You can have multiple NodePool and AKSNodeClass CRDs in the same cluster. NAP will choose the combination of NodePool/AKSNodeClass that meets your workload requirements.
cat <<EOF > arm-nodepool-profile_v2.yaml
apiVersion: karpenter.azure.com/v1beta1
kind: AKSNodeClass
metadata:
name: default-azurelinux
annotations:
kubernetes.io/description: "General purpose AKSNodeClass for running Azure Linux nodes"
spec:
imageFamily: AzureLinux
---
apiVersion: karpenter.sh/v1
kind: NodePool
metadata:
name: arm-nodepool
spec:
weight: 10
disruption:
consolidationPolicy: WhenEmptyOrUnderutilized
consolidateAfter: 1s
template:
spec:
nodeClassRef:
group: karpenter.azure.com
kind: AKSNodeClass
name: default-azurelinux
requirements:
- key: kubernetes.io/arch
operator: In
values:
- arm64
- key: kubernetes.io/os
operator: In
values:
- linux
- key: karpenter.sh/capacity-type
operator: In
values:
- on-demand
- key: karpenter.azure.com/sku-family
operator: In
values:
- D
EOF
# Apply the updated NodePool and AKSNodeClass definitions
kubectl apply -f arm-nodepool-profile_v2.yaml
As we watch the nodes and pods, you should see the following:
- New node comes online with the name prefix 'aks-arm', but this one has an 'OS-IMAGE' set to 'CBL-Mariner/Linux' (aka.
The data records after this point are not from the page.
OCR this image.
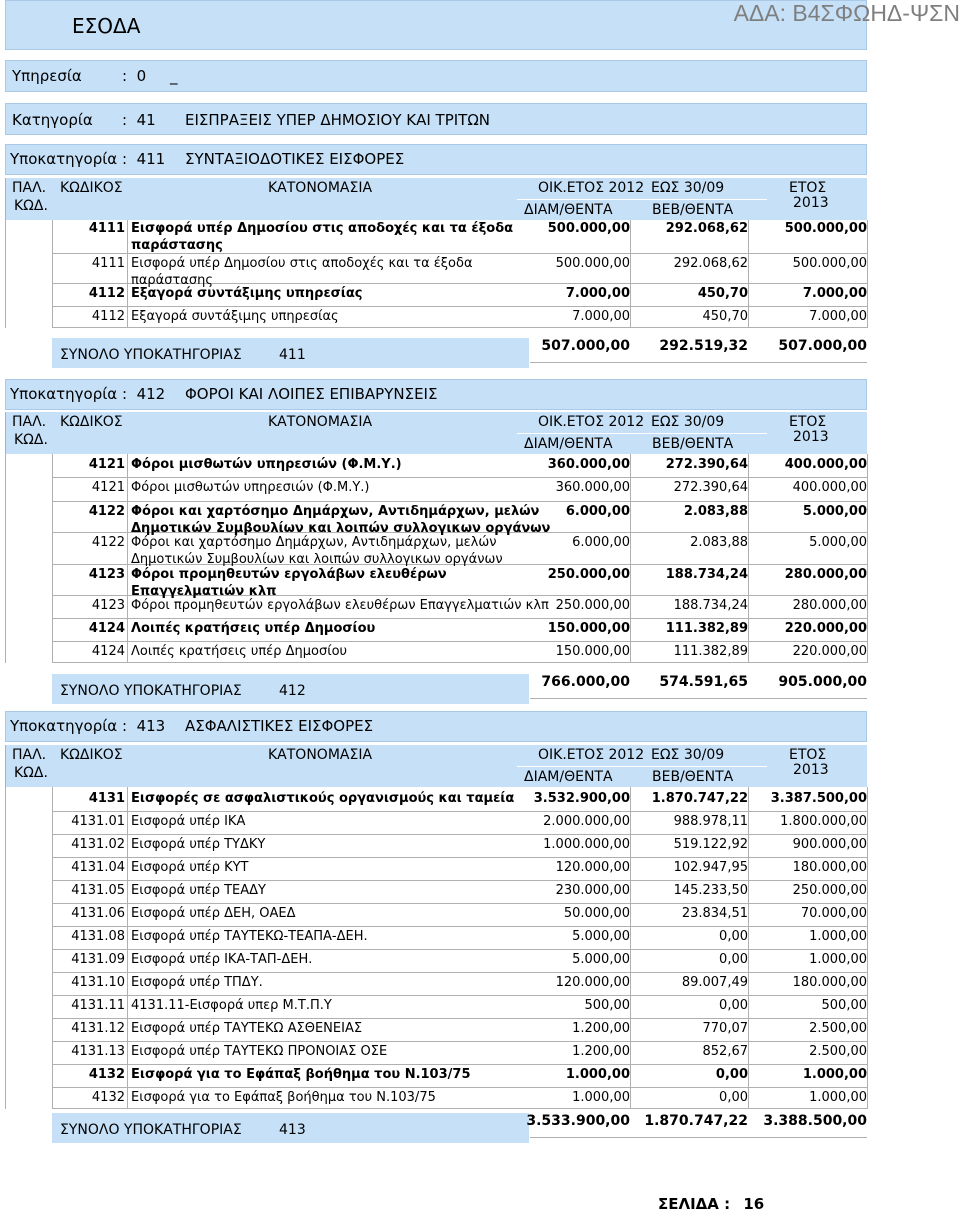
ΕΣΟΔΑ	ΑΔΑ: Β4ΣΦΩΗΔ-ΨΣΝ
Υπηρεσία	:  0     _
Κατηγορία :  41 ΕΙΣΠΡΑΞΕΙΣ ΥΠΕΡ ΔΗΜΟΣΙΟΥ ΚΑΙ ΤΡΙΤΩΝ
Υποκατηγορία :  411 ΣΥΝΤΑΞΙΟΔΟΤΙΚΕΣ ΕΙΣΦΟΡΕΣ
ΠΑΛ.
ΚΩΔ.
ΚΩΔΙΚΟΣ	ΚΑΤΟΝΟΜΑΣΙΑ	ΟΙΚ.ΕΤΟΣ 2012 ΕΩΣ 30/09
ΔΙΑΜ/ΘΕΝΤΑ	ΒΕΒ/ΘΕΝΤΑ
ΕΤΟΣ
2013
4111 Εισφορά υπέρ Δημοσίου στις αποδοχές και τα έξοδα
παράστασης
500.000,00	292.068,62	500.000,00
4111 Εισφορά υπέρ Δημοσίου στις αποδοχές και τα έξοδα
παράστασης
500.000,00	292.068,62	500.000,00
4112 Εξαγορά συντάξιμης υπηρεσίας	7.000,00	450,70	7.000,00
4112 Εξαγορά συντάξιμης υπηρεσίας	7.000,00	450,70	7.000,00
ΣΥΝΟΛΟ ΥΠΟΚΑΤΗΓΟΡΙΑΣ	411
507.000,00	292.519,32	507.000,00
Υποκατηγορία :  412 ΦΟΡΟΙ ΚΑΙ ΛΟΙΠΕΣ ΕΠΙΒΑΡΥΝΣΕΙΣ
ΠΑΛ.
ΚΩΔ.
ΚΩΔΙΚΟΣ	ΚΑΤΟΝΟΜΑΣΙΑ	ΟΙΚ.ΕΤΟΣ 2012 ΕΩΣ 30/09
ΔΙΑΜ/ΘΕΝΤΑ	ΒΕΒ/ΘΕΝΤΑ
ΕΤΟΣ
2013
4121 Φόροι μισθωτών υπηρεσιών (Φ.Μ.Υ.)	360.000,00	272.390,64	400.000,00
4121 Φόροι μισθωτών υπηρεσιών (Φ.Μ.Υ.)	360.000,00	272.390,64	400.000,00
4122 Φόροι και χαρτόσημο Δημάρχων, Αντιδημάρχων, μελών
Δημοτικών Συμβουλίων και λοιπών συλλογικων οργάνων
6.000,00	2.083,88	5.000,00
4122 Φόροι και χαρτόσημο Δημάρχων, Αντιδημάρχων, μελών
Δημοτικών Συμβουλίων και λοιπών συλλογικων οργάνων
6.000,00	2.083,88	5.000,00
4123 Φόροι προμηθευτών εργολάβων ελευθέρων
Επαγγελματιών κλπ
250.000,00	188.734,24	280.000,00
4123 Φόροι προμηθευτών εργολάβων ελευθέρων Επαγγελματιών κλπ 250.000,00	188.734,24	280.000,00
4124 Λοιπές κρατήσεις υπέρ Δημοσίου	150.000,00	111.382,89	220.000,00
4124 Λοιπές κρατήσεις υπέρ Δημοσίου	150.000,00	111.382,89	220.000,00
ΣΥΝΟΛΟ ΥΠΟΚΑΤΗΓΟΡΙΑΣ	412
766.000,00	574.591,65	905.000,00
Υποκατηγορία :  413 ΑΣΦΑΛΙΣΤΙΚΕΣ ΕΙΣΦΟΡΕΣ
ΠΑΛ.
ΚΩΔ.
ΚΩΔΙΚΟΣ	ΚΑΤΟΝΟΜΑΣΙΑ	ΟΙΚ.ΕΤΟΣ 2012 ΕΩΣ 30/09
ΔΙΑΜ/ΘΕΝΤΑ	ΒΕΒ/ΘΕΝΤΑ
ΕΤΟΣ
2013
4131 Εισφορές σε ασφαλιστικούς οργανισμούς και ταμεία	3.532.900,00	1.870.747,22	3.387.500,00
4131.01 Εισφορά υπέρ ΙΚΑ	2.000.000,00	988.978,11	1.800.000,00
4131.02 Εισφορά υπέρ ΤΥΔΚΥ	1.000.000,00	519.122,92	900.000,00
4131.04 Εισφορά υπέρ ΚΥΤ	120.000,00	102.947,95	180.000,00
4131.05 Εισφορά υπέρ ΤΕΑΔΥ	230.000,00	145.233,50	250.000,00
4131.06 Εισφορά υπέρ ΔΕΗ, ΟΑΕΔ	50.000,00	23.834,51	70.000,00
4131.08 Εισφορά υπέρ ΤΑΥΤΕΚΩ-ΤΕΑΠΑ-ΔΕΗ.	5.000,00	0,00	1.000,00
4131.09 Εισφορά υπέρ ΙΚΑ-ΤΑΠ-ΔΕΗ.	5.000,00	0,00	1.000,00
4131.10 Εισφορά υπέρ ΤΠΔΥ.	120.000,00	89.007,49	180.000,00
4131.11 4131.11-Εισφορά υπερ Μ.Τ.Π.Υ	500,00	0,00	500,00
4131.12 Εισφορά υπέρ ΤΑΥΤΕΚΩ ΑΣΘΕΝΕΙΑΣ	1.200,00	770,07	2.500,00
4131.13 Εισφορά υπέρ ΤΑΥΤΕΚΩ ΠΡΟΝΟΙΑΣ ΟΣΕ	1.200,00	852,67	2.500,00
4132 Εισφορά για το Εφάπαξ βοήθημα του Ν.103/75	1.000,00	0,00	1.000,00
4132 Εισφορά για το Εφάπαξ βοήθημα του Ν.103/75	1.000,00	0,00	1.000,00
ΣΥΝΟΛΟ ΥΠΟΚΑΤΗΓΟΡΙΑΣ	413
3.533.900,00	1.870.747,22	3.388.500,00
ΣΕΛΙΔΑ : 16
Azure Linux)
- Pods are moved from the old node to the new Azure Linux node
- The old 'aks-arm' node on Ubuntu is removed.
# Watch the events raised by karpenter
kubectl get events -A --field-selector source=karpenter -w
# You can also watch the new node start and pods get scheduled
watch kubectl get nodes,pods -n pets -o wide
For more info on Karpenter logs and metrics with NAP, visit our NAP monitoring documentation.
Conclusion
In this lab we walked through using the Kubernetes Event Driven Autoscaler to drive the replica count of an application based on an external trigger. In our case, we used the queue depth of a RabbitMQ queue to increase an application's replica count. This is an extremely powerful tool in managing how your application can scale, and KEDA provides an amazing list of scalers that you can tap into. It's also open source, so you can add your own!
Next, we took a look at the Karpenter project, and the OSS Azure Provider for Karpenter, which is provided in AKS as the managed addon Node Auto Provisioning. We saw how you can use the default AKSNodeClass and NodePool CRD to enable autoscaling, but also how you can create your own custom Nodepool and AKSNodeClass CRD based on your own requirements, or even deploy multiple of these CRDs based on your workload needs. In our example, we wanted to run an Azure Linux pool that used ARM based nodes.
Using these two tools together can give you amazing control over the way your application and your cluster handle scaling, and we only scratched the surface of the potential of these solutions!